Carole Gelker

 

I am an artist interested in mixed media using textiles, alternative photography and printmaking. I create stories about my own life experiences, the powerful feelings and fantasies of children and complex relationships. Inspired by fairytales and myths I think of the images as characters acting in a play. My expressive work uses historical images, my own figures and text as metaphors of the past and present.

Reclaiming antique quilts and clothing is a current focus of my work. I tear them apart and reconstruct the pieces keeping the original stitching and adding my own needlework. I often follow the stitching made by the original woman maker. To me antique quilts and repurposed clothing hold the “story” of a woman’s life, her cultural history and creativity.
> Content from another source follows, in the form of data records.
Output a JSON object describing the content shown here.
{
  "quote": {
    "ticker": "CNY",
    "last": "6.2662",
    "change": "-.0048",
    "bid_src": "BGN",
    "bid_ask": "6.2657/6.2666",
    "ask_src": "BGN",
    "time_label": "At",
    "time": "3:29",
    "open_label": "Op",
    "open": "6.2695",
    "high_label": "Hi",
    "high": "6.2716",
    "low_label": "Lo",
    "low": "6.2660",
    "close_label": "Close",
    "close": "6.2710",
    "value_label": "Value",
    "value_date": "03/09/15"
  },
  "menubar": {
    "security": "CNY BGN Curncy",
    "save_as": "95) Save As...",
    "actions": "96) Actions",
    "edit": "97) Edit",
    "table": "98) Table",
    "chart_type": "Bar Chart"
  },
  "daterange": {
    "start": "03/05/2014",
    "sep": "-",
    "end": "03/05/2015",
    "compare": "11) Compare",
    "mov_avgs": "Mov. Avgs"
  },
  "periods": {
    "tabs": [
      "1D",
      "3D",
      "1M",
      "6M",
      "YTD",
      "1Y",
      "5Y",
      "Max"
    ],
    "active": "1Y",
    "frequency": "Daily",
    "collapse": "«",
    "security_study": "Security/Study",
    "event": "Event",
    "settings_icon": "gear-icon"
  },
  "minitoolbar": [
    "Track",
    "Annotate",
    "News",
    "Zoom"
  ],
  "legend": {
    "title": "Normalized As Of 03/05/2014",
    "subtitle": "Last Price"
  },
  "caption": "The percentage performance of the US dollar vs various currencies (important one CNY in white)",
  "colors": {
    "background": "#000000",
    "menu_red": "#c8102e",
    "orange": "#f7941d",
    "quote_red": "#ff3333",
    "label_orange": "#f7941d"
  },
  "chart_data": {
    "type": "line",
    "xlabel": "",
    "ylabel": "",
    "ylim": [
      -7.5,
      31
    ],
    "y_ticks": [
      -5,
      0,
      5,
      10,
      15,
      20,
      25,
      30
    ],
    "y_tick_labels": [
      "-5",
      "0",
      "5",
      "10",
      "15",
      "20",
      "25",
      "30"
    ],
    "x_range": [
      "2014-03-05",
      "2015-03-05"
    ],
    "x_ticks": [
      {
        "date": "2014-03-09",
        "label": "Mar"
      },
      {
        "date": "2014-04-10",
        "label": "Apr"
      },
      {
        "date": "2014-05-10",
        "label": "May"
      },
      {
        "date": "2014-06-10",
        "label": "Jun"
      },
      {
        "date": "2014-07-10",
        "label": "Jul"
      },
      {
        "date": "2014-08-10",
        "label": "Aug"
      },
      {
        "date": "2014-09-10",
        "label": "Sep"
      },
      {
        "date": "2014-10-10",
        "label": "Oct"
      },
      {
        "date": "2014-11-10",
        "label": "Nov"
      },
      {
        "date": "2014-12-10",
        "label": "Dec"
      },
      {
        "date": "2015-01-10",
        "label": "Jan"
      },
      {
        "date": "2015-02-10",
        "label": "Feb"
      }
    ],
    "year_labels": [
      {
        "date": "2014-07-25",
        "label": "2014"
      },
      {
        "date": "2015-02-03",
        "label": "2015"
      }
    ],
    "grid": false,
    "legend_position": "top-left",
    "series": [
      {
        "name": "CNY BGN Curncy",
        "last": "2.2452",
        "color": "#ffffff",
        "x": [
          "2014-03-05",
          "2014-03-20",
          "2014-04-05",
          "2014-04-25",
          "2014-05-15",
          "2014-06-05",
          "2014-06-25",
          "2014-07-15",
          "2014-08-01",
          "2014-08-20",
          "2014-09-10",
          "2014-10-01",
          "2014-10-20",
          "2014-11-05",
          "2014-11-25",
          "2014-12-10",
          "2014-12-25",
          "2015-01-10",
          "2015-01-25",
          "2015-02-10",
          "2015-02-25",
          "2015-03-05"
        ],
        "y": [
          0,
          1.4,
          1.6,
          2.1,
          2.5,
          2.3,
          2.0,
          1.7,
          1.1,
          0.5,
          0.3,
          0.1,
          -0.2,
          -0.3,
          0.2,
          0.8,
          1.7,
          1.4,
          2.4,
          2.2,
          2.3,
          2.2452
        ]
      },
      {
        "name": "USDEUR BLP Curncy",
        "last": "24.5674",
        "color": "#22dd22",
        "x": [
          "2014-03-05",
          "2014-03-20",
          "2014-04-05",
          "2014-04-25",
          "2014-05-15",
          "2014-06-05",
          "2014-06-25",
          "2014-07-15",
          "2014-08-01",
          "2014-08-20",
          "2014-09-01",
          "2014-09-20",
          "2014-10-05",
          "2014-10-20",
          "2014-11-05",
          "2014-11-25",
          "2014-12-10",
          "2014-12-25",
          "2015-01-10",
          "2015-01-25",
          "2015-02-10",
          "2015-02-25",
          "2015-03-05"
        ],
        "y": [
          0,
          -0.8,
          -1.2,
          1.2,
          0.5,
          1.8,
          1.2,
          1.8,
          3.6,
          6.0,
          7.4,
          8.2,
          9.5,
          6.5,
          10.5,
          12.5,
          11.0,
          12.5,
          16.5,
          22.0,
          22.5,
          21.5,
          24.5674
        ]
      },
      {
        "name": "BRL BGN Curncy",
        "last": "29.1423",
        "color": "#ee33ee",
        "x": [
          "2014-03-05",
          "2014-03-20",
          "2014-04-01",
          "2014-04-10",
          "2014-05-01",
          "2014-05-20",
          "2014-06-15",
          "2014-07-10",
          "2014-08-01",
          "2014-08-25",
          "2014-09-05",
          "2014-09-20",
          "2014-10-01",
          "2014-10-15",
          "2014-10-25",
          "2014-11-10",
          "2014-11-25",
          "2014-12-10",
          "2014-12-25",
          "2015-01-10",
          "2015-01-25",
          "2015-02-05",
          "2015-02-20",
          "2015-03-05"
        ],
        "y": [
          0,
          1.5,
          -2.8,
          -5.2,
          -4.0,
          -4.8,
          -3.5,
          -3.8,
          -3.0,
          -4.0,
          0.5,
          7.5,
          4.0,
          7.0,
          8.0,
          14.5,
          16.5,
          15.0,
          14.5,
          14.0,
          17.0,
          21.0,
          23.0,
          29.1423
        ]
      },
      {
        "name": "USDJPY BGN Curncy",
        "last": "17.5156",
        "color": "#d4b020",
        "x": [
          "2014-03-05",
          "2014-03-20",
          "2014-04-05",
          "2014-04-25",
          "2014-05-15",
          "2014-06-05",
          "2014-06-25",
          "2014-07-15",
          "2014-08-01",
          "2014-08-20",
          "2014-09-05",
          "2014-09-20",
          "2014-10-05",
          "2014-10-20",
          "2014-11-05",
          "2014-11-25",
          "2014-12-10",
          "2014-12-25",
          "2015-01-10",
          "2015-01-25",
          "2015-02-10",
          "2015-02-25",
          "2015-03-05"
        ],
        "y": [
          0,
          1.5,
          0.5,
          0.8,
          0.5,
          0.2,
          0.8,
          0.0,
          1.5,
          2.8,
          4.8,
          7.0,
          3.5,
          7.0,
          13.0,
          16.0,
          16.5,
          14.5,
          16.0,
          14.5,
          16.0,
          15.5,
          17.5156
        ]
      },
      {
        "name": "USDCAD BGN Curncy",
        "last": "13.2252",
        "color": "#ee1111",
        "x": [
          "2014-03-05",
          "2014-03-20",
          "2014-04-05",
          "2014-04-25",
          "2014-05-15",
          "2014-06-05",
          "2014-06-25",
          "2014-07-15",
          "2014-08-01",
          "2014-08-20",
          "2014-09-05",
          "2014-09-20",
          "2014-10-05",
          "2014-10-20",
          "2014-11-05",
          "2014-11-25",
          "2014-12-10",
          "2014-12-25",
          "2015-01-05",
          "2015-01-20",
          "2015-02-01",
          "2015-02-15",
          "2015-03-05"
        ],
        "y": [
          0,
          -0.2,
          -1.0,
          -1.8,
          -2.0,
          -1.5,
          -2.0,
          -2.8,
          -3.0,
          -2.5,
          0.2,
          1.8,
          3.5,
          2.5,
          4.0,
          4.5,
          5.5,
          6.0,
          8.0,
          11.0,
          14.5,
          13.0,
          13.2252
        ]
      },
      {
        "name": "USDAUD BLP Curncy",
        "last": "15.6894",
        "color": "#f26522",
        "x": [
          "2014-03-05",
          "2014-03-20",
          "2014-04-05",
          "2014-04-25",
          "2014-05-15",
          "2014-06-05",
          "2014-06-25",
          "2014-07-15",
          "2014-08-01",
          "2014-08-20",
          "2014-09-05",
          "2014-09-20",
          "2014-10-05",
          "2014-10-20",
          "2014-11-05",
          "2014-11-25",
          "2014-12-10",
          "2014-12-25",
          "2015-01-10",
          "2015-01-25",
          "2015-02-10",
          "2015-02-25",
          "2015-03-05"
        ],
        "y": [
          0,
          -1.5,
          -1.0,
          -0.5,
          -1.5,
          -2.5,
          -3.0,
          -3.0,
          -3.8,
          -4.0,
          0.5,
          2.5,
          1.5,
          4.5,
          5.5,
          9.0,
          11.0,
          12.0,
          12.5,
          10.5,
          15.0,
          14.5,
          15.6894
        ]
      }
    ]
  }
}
These life stories in the work are often lost to history and become forgotten. It is important to me that I recreate an aspect of this utilitarian textile work.

Before making this work, I was fascinated by Victorian infant clothing worn either for christenings or in death. I thought the pieces were very beautiful. I had learned about some through the almost 250 year old history at “Foundling Hospital” in London. Women who were not able to care for their children could leave them here in a safe place. I was deeply touched by the separation of mother and child.  I felt I could be a witness to history and make work that honors the past and links to the present. So I began the project.

I then began to think more deeply about the separation as a metaphor for disconnection, failure to remember and ultimately loss that could continue for generations. The work evolved into pieces that represented the meaning of a loss of that early bond.  I began to deconstruct a coat by ripping it apart and then reassembling it with visible deterioration. I then made a dress with reclaimed materials in the style of one worn by poor children during the Victorian era. The final piece, a forgotten coat I buried in my garden for a year. Stained and decomposing, I hand stitched it back together and dipped it in beeswax. The wax allowed me to shape and create volume as if there were a lost child inside.